Pelatihan UMKM Jadi Bekal
Suryaningsih menilai pelatihan untuk UMKM yang disediakan pemerintah sangat penting bagi pengembangan usaha. Program tersebut memberi banyak manfaat, mulai dari peningkatan kapasitas hingga dukungan pemasaran produk. Bagi pelaku usaha kecil, akses terhadap pelatihan dapat membuka wawasan baru mengenai ekspor. Hal ini menjadi bekal penting sebelum memasuki pasar yang lebih luas.
Ia mengatakan dukungan dari Kementerian BUMN juga sangat membantu pelaku UMKM binaan. Banyak program yang dirancang untuk melatih sekaligus memasarkan produk agar lebih dikenal. Dukungan semacam ini membuat UMKM memiliki kesempatan memperluas jaringan bisnis. Dalam prosesnya, pelaku usaha bisa belajar langsung dari pengalaman dan pendampingan yang diberikan.
Menurut dia, pelatihan tidak hanya meningkatkan kemampuan teknis, tetapi juga memperkuat kepercayaan diri pelaku usaha. Dengan bekal yang lebih baik, UMKM dapat menyesuaikan produk dengan permintaan pasar. Pelaku usaha juga bisa memanfaatkan jaringan yang tersedia untuk mencari peluang baru. Kombinasi itu memperbesar peluang produk masuk ke pasar ekspor.

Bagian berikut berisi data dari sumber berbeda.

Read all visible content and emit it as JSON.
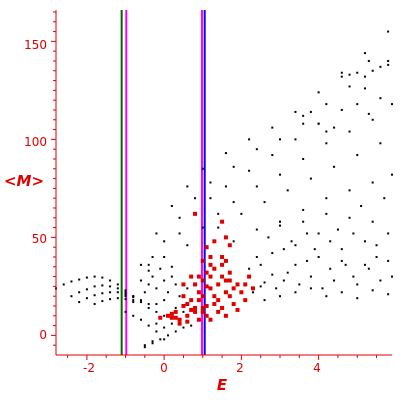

Ekspor Woh Chips Meningkat
Produk Woh Chips by Kultiva Co kini telah menembus pasar di 10 negara, termasuk Kanada, Thailand, Prancis, China, Singapura, Australia, dan Malaysia. Keberhasilan tersebut tidak lepas dari keterlibatan dalam pameran yang diselenggarakan BNI di Hongkong. Pameran itu membuka akses promosi yang lebih luas bagi produk UMKM. Dari sana, peluang kerja sama dengan pembeli internasional pun semakin besar.

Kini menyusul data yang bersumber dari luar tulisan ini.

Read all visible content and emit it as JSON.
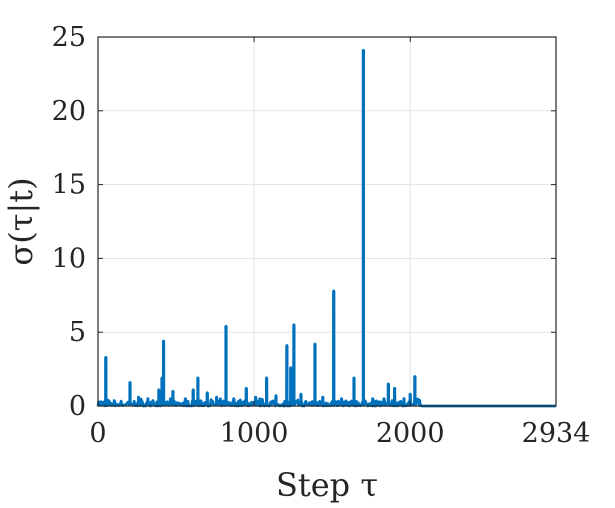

Suryaningsih menyebut partisipasi dalam pameran BNIXpora di Hongkong tahun lalu menjadi titik penting dalam perluasan pasar. Melalui business matching, perusahaannya akhirnya berhasil menembus pasar China. Ia menilai kegiatan tersebut memberi dampak nyata bagi perkembangan ekspor produk. Dukungan semacam ini menjadi contoh bahwa akses pasar dapat dibuka melalui jaringan yang tepat.
Ia menegaskan bahwa keberhasilan ekspor tidak datang secara instan, melainkan melalui proses yang konsisten. Persiapan produk, riset pasar, relasi, dan pelatihan menjadi rangkaian yang saling berkaitan. Jika semua unsur itu dijalankan dengan baik, UMKM memiliki peluang besar naik kelas. Dari usaha kecil, produk dapat berkembang menjadi komoditas yang diminati pasar global.